Of course, visual effects work is made easier when it’s based on detailed, realistic concept art. “Tron: Ares is the first film that I’ve worked on where I saw real-time methods used in a design sense as much as they were,” notes Seager. “Darren had artists on his team who worked exclusively in Unreal Engine. They don’t work in 2D at all. In some of these cases with ILM, we would be able to go to them and say, ‘Here is this world that we have to build for this Grid and here is this Unreal Engine file where it is modeled to a degree.’ Those artists aren’t working to a level of precision that we need for final visual effects, but it’s way better than just a 2D image where you have to go and extrapolate from that. Even to review the Light Cycle, at times Darren would bring me into his office and have the director put on the VR helmet; he would sit there, walk around and look at the latest 3D art.”

Real-world locations and geographical details had a significant impact on the script and what was filmed during principal photography in Vancouver. “You have to sit there, and [the] location manager goes, ‘We can get this or that intersection.’ Then you look at the two and go, ‘This doesn’t fit.’ Then you start to modify and fit the locations. In the post-vis, you try to make it as real-world-centric as possible. There was a lot of scouting around Vancouver. I live in Vancouver, so I’m familiar with it. All of us up here were going and trying to find locations. There is one major location in the film that we happened upon. We were going between two of the locations that we were scouting for and literally all of us were going, ‘Ooh ... What’s that?’ The location manager did her job, and we secured that location for the film.”

 

David Seager

“You can still look at it and go, ‘That’s a Light Cycle, Recognizer or an Identity Disc. But if you pick it up and look closely at it, it has those textures.”

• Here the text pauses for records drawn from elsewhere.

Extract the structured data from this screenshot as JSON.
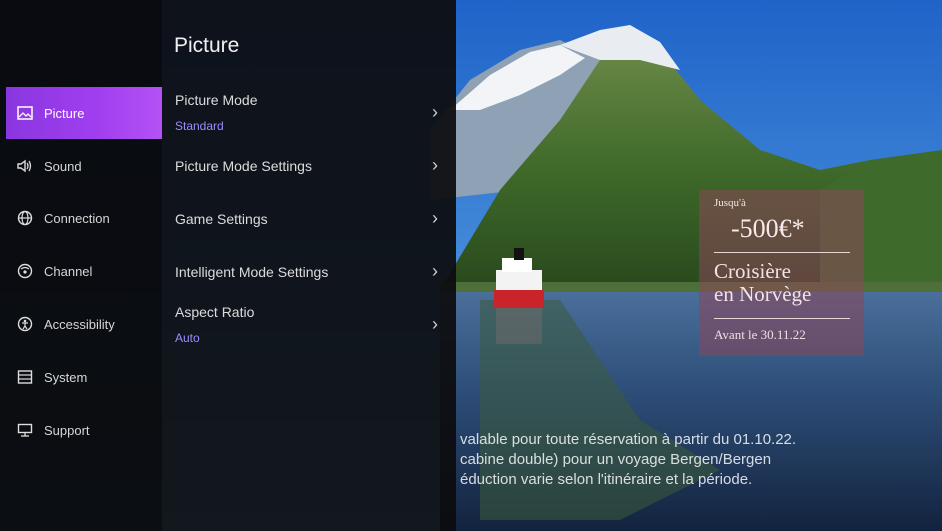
{
  "sidebar": {
    "items": [
      {
        "label": "Picture",
        "icon": "picture-icon",
        "active": true
      },
      {
        "label": "Sound",
        "icon": "speaker-icon",
        "active": false
      },
      {
        "label": "Connection",
        "icon": "globe-icon",
        "active": false
      },
      {
        "label": "Channel",
        "icon": "channel-icon",
        "active": false
      },
      {
        "label": "Accessibility",
        "icon": "accessibility-icon",
        "active": false
      },
      {
        "label": "System",
        "icon": "system-icon",
        "active": false
      },
      {
        "label": "Support",
        "icon": "support-icon",
        "active": false
      }
    ]
  },
  "panel": {
    "title": "Picture",
    "rows": [
      {
        "label": "Picture Mode",
        "value": "Standard"
      },
      {
        "label": "Picture Mode Settings"
      },
      {
        "label": "Game Settings"
      },
      {
        "label": "Intelligent Mode Settings"
      },
      {
        "label": "Aspect Ratio",
        "value": "Auto"
      }
    ],
    "chevron": "›"
  },
  "promo": {
    "upto": "Jusqu'à",
    "amount": "-500€*",
    "title_line1": "Croisière",
    "title_line2": "en Norvège",
    "deadline": "Avant le 30.11.22"
  },
  "legal": {
    "line1": "valable pour toute réservation à partir du 01.10.22.",
    "line2": "cabine double) pour un voyage Bergen/Bergen",
    "line3": "éduction varie selon l'itinéraire et la période."
  },
  "colors": {
    "accent": "#a13ff0",
    "value_text": "#9c8cff"
  }
}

— VFX supervisor David Seager

 

 

Seager also notes that a full spectrum of sets was constructed for the Grid environments. “At the far end of the spectrum, we had the smallest percentage,” he says. “It was the blue room, which is a blue floor and walls, and we’re only getting the people. Next up, there were a couple of sets where we had a camera-ready floor and then blue screen. But we had a handful of sets, one of which was almost complete. There is the point where you have to expose the ceiling for the lighting department, but it was fully encompassed outside of that and built to the aesthetic that Darren and his team had created.

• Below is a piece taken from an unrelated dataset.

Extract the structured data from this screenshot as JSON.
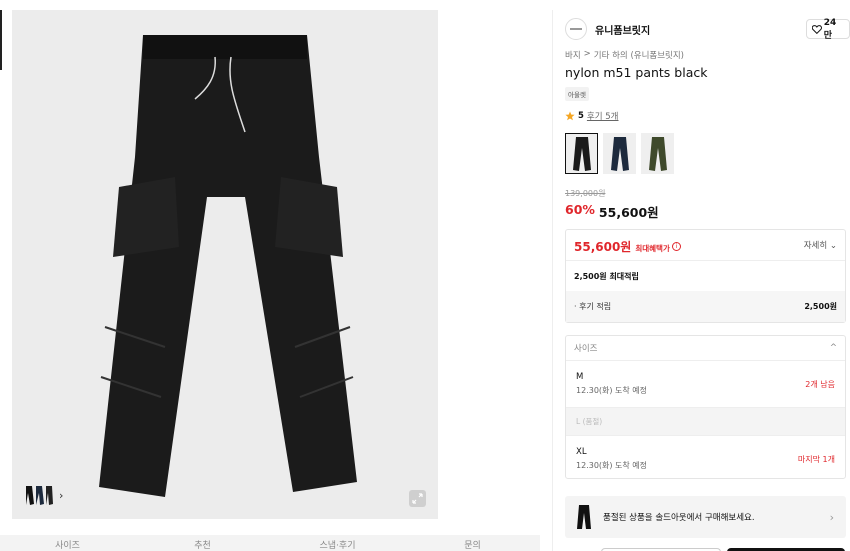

“That set was the reddest room you have ever seen,” he continues. “Every line was red. I remember when I got my first tour of it as it was being built here in Vancouver at Mammoth Studios. I took some photos which were shared with some other supervisors at ILM. One of them said, ‘That art looks great,’ and I replied, ‘That’s not art. That’s a photograph of our set.’ It’s almost so otherworldly that your brain doesn’t look at that [and] believe that it’s a real thing.”

Tron: Ares [Walt Disney Studios Motion Pictures]

Chasing the Perfect Visuals

The special effects team, led by Cameron Waldbauer, made major contributions to a scene where a police car in pursuit gets sliced in half by a Light Ribbon emitted from a Light Cycle. “They built a cop car that was pre-sliced, we drove it, it was somewhat steerable, and special effects had it so it would divide,” explains Seager. “We cranked the frame rate on the camera, put as many cameras on it as possible and [shot] it on a bridge in the middle of the night. One take, the car flops weird. ‘Let’s do that again.’ We kept at it. I can confidently say the final product uses what we shot. There might be times that you replace a lot of things, but I find that if your first step is trying to do it in reality, it’s the best thing you can do to have a solid product. You’re not starting from the world of fantasy. You’re beginning from, ‘This is what the lighting and wetness on the pavement was like.’

“We have a big vehicle called the Dart, which is a giant tank that we drove through downtown Vancouver, crashed cars with and replaced it later with a digital version,” he adds. “Economics play into it: The practicality of shooting and trying to find that threshold of, ‘You can get this far and then I’ll build upon what you were able to achieve.’”

 


 

Disney’s Tron: Ares is currently playing in theaters and IMAX nationwide.